屋敷の門を潜ってからも、前を行く惟道は道仙の元へ行く素振りも見せず、寝殿を迂回して裏手に回る。

「帰って来たことを知らせなくてもいいのか?」

 守道が問うと、惟道は少しだけ後ろを見た。

「そのうち気付くであろう」

 自ら道仙の元へ挨拶に伺うことはしないらしい。
 確かに足音を忍ばせているわけでもないので、よほど屋敷の奥にいない限りはわかるだろうが。
 と思っていると、案の定すぐ横の妻戸が開いた。

「何をやっておったのじゃ……」

 ずいっと簀子に出て来たのは道仙である。
 帰りの遅い惟道に苛々していたようだ。
 その目が、驚きに見開かれる。

「お、お主らは……」

「これは道仙殿。
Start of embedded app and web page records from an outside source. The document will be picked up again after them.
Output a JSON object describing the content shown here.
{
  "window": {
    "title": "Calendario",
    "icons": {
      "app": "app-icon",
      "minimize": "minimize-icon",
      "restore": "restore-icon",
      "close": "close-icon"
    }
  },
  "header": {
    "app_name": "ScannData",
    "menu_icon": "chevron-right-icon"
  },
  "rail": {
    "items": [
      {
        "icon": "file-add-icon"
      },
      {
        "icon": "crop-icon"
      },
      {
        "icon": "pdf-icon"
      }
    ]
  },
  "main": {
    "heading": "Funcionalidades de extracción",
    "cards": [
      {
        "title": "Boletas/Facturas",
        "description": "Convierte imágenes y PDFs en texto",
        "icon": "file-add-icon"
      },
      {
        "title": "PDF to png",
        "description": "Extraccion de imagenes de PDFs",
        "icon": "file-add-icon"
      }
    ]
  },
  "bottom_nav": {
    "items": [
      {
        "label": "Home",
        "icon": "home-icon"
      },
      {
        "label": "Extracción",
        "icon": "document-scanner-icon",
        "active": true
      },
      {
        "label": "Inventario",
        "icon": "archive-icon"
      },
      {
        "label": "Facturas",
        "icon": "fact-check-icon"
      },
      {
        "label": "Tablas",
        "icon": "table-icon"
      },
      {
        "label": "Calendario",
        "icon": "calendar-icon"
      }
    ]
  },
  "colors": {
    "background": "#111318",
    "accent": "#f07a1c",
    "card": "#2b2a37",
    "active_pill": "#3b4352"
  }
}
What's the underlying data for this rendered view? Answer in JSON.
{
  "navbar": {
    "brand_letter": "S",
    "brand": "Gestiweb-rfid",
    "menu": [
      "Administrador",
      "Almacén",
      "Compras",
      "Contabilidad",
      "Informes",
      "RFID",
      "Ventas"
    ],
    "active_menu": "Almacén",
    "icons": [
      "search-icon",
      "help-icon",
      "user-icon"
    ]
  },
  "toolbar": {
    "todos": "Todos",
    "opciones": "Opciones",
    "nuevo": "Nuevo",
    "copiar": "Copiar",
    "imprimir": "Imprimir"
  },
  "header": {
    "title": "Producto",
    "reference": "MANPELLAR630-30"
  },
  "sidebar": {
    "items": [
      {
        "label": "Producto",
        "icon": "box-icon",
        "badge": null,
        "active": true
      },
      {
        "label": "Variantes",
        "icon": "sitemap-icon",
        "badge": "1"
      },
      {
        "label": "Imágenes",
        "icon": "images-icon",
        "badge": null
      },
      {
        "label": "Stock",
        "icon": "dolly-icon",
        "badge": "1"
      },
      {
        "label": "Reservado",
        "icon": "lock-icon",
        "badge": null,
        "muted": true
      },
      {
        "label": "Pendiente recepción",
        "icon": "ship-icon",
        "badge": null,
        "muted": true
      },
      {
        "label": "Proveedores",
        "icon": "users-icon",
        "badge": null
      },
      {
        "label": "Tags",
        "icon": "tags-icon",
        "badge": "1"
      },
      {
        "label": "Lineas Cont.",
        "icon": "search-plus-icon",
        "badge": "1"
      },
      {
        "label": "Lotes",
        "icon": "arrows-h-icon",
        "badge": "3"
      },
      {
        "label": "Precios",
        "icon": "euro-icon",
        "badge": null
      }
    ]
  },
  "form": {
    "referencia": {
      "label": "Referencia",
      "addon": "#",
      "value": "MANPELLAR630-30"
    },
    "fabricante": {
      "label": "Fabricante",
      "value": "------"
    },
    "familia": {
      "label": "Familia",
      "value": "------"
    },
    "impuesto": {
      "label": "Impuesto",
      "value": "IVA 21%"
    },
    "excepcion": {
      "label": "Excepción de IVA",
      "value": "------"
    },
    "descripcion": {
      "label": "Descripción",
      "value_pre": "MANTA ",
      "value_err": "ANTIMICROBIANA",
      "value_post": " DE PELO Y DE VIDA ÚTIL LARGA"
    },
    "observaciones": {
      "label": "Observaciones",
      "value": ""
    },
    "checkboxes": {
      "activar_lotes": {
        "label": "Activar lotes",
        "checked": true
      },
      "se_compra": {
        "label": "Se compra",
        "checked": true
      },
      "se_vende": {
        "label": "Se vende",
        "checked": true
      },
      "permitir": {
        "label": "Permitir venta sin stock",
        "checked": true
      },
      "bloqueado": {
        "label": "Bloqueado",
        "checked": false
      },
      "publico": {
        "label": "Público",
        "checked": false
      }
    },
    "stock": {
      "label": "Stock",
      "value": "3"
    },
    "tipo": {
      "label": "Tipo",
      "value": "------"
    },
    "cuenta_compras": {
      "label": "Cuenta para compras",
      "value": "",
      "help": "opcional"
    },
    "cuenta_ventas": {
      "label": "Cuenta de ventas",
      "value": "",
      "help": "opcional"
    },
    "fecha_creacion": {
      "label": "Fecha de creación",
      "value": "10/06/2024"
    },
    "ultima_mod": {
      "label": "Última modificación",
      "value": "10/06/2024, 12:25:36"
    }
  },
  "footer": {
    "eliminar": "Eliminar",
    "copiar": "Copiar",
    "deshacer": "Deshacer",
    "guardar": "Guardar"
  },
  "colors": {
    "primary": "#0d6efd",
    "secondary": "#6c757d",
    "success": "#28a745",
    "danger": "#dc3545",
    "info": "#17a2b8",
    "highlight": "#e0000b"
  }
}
先日はどうも」

 肚を括ったのか、臆することなく守道が言う。

「彼が安倍の屋敷に穢れを付けに来た、と言うのですが、どういうことか」

 ずばりと聞かれ、道仙は顔を歪めて惟道を見た。
 言うことは聞くが、聞かれたことにも素直に答える。
 馬鹿正直に来訪の目的を伝えたのかと、道仙は内心激しく舌打ちした。

「い、いや何。前にお見せできなかったものを持たせたのだがね」

 引き攣る顔に笑顔を貼りつけ、道仙はそう言うと、再度惟道を見た。
 顎で守道を指し、やれ、と合図する。